COMPARISON OF LOCALLY MADE PHONATING DEVICE VERSUS OESOPHAGEAL SPEECH IN POSTLARYNGECTOMY SPEECH REHABILITATION
Locally Made Phonating Device for Speech Rehabilitation
Keywords:
Speech rehabilitation, Phonating device, Electro-larynx Larynx, Speech Communication ScoreAbstract
Objective: To compare the effectiveness of locally made phonating device with oesophageal speech as a communication method in a laryngectomized patient.
Study Design: Randomized Controlled Trial.
Place & Duration of Study: Combined Military Hospital Lahore from January 2004 to July 2007.

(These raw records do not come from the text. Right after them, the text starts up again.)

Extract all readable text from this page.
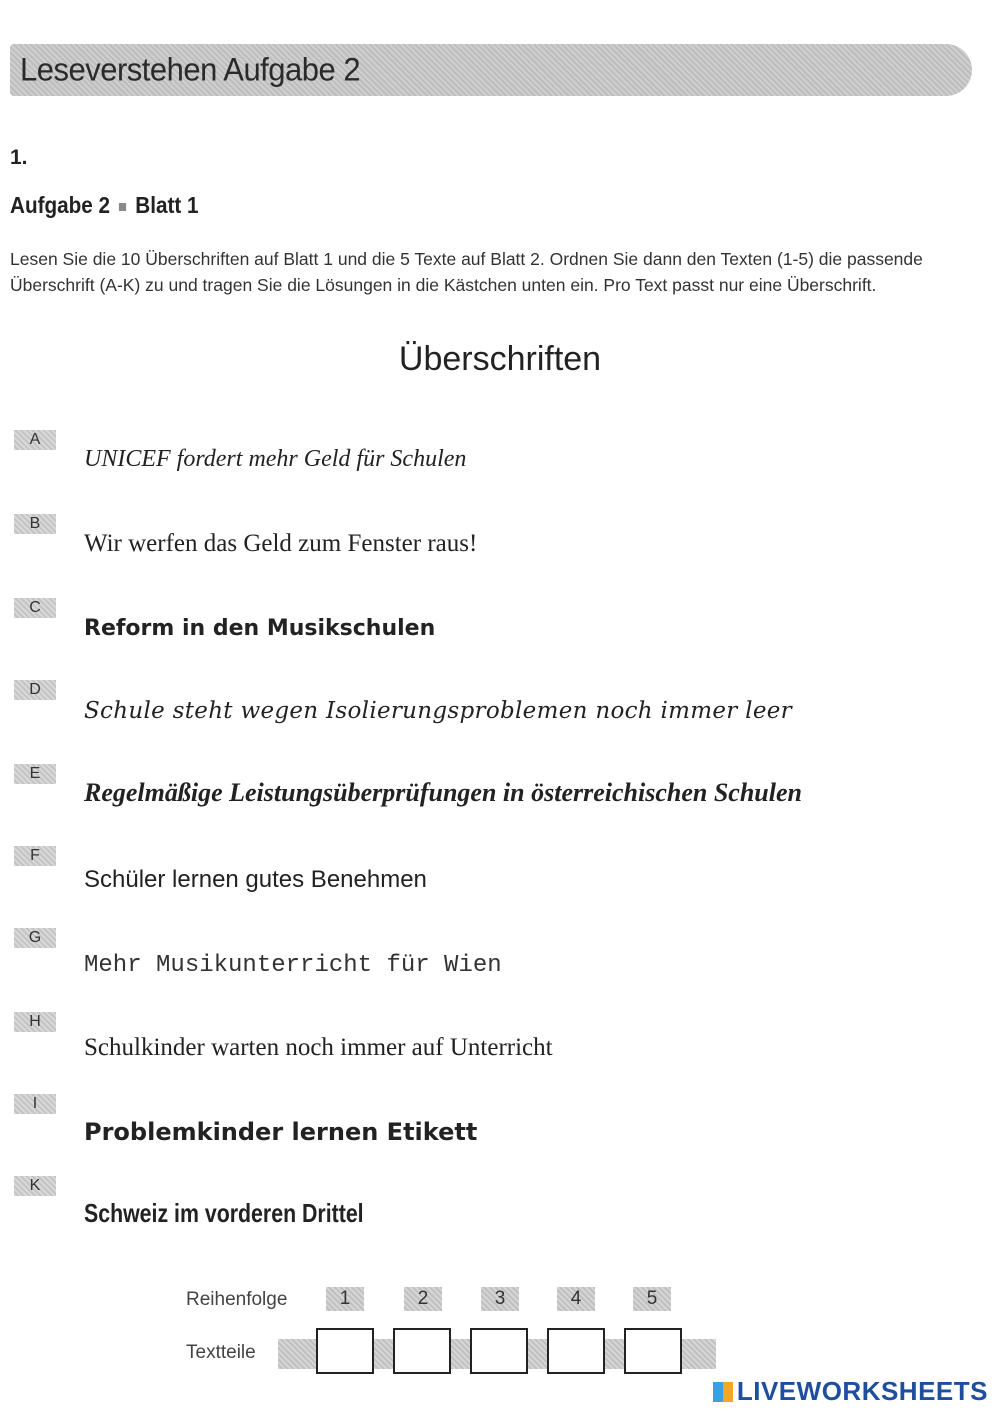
Leseverstehen Aufgabe 2
1.
Aufgabe 2 Blatt 1
Lesen Sie die 10 Überschriften auf Blatt 1 und die 5 Texte auf Blatt 2. Ordnen Sie dann den Texten (1-5) die passende Überschrift (A-K) zu und tragen Sie die Lösungen in die Kästchen unten ein. Pro Text passt nur eine Überschrift.
Überschriften
A
UNICEF fordert mehr Geld für Schulen
B
Wir werfen das Geld zum Fenster raus!
C
Reform in den Musikschulen
D
Schule steht wegen Isolierungsproblemen noch immer leer
E
Regelmäßige Leistungsüberprüfungen in österreichischen Schulen
F
Schüler lernen gutes Benehmen
G
Mehr Musikunterricht für Wien
H
Schulkinder warten noch immer auf Unterricht
I
Problemkinder lernen Etikett
K
Schweiz im vorderen Drittel
Reihenfolge	1	2	3	4	5
Textteile
LIVEWORKSHEETS
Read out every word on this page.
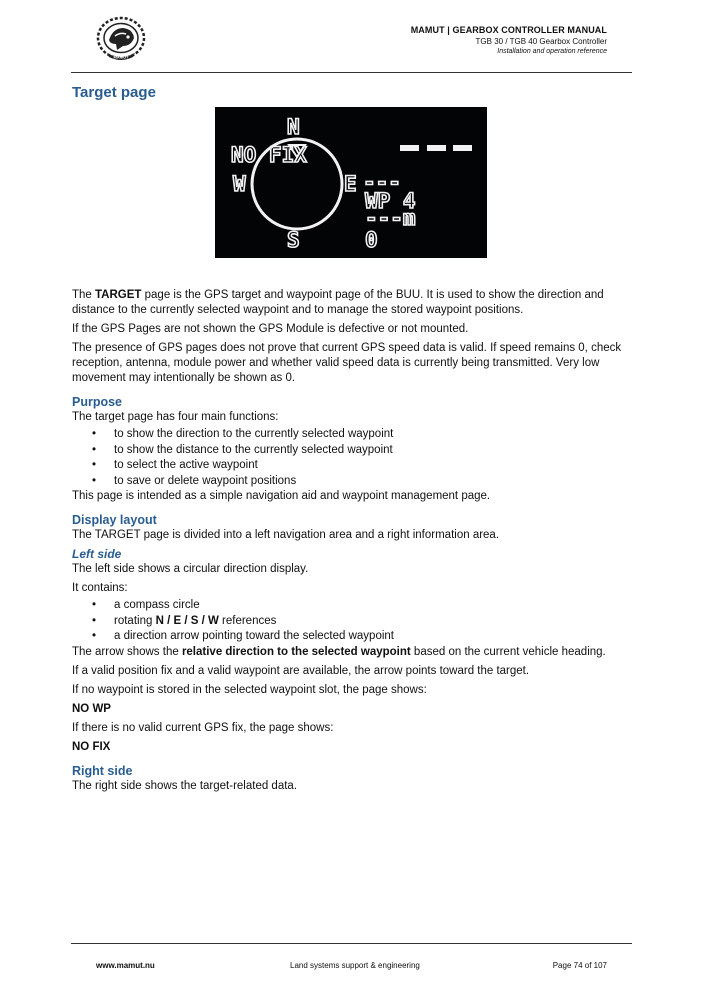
MAMUT
MAMUT | GEARBOX CONTROLLER MANUAL
TGB 30 / TGB 40 Gearbox Controller
Installation and operation reference
Target page
N
S
W	E
NO FIX
---
WP 4
---m
0

The TARGET page is the GPS target and waypoint page of the BUU. It is used to show the direction and distance to the currently selected waypoint and to manage the stored waypoint positions.

If the GPS Pages are not shown the GPS Module is defective or not mounted.

The presence of GPS pages does not prove that current GPS speed data is valid. If speed remains 0, check reception, antenna, module power and whether valid speed data is currently being transmitted. Very low movement may intentionally be shown as 0.

Purpose

The target page has four main functions:

• to show the direction to the currently selected waypoint
• to show the distance to the currently selected waypoint
• to select the active waypoint
• to save or delete waypoint positions

This page is intended as a simple navigation aid and waypoint management page.

Display layout

The TARGET page is divided into a left navigation area and a right information area.

Left side

The left side shows a circular direction display.

It contains:

• a compass circle
• rotating N / E / S / W references
• a direction arrow pointing toward the selected waypoint

The arrow shows the relative direction to the selected waypoint based on the current vehicle heading.

If a valid position fix and a valid waypoint are available, the arrow points toward the target.

If no waypoint is stored in the selected waypoint slot, the page shows:

NO WP

If there is no valid current GPS fix, the page shows:

NO FIX

Right side

The right side shows the target-related data.

www.mamut.nu	Land systems support & engineering	Page 74 of 107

Patients and Method: Twenty five patients who had undergone total laryngectomy were divided in two groups by random sampling. 13 patients were placed in experimental group and provided with a locally made phonating device EL (Electro-larynx, ‘BM Talk’) and speech training with this device started between 20th to 30th post-operative day. The results were compared to a Control Group consisting of 12 laryngectomized patients who were provided instruction and training on oesophageal speech for communication. Speech assessment was made at the end of 2nd, 4th and 6th month post-operatively in both the groups. Assessment parameters were defined according to the patient’s ability to communicate ten predetermined sentences of Urdu and Punjabi to a team of three speech assessors on each speech assessment day. Speech communication score was fixed at 100 if all the spoken sentences were fully understood by all the three assessors irrespective of character of speech, while it was 0 if none of the sentence spoken could be understood by any of the three assessors. In between the two were different percentages of speech communication scores depending on the number of sentences understood by the speech assessors. The character of voice was assessed by Visual Analogue Score where variation between robotic and normal speech character were divided into ten grades from 1 to 10.
Results: At the end of six months, speech communication score was 76.62 with SD 17.29 for EL (Electro-Larynx); while for control group (oesophageal speech) it was 34.17 with standard deviation of 8.63. Those score was compared by using t test and was highly significant i.e. <0.001 in favor of EL. The character of voice was closer to normal in case of oesophageal speech compared to EL where it was closer to robotic.
Conclusion: Locally made EL (Electro-larynx) ‘BM Talk’ is a useful device for speech rehabilitation in laryngectomised patient. It has added advantage of local availability and cost effectiveness. The character of voice may be robotic and monotonous, nevertheless full sentence can be communicated with relative ease to the listener, which is more important factor in our setup.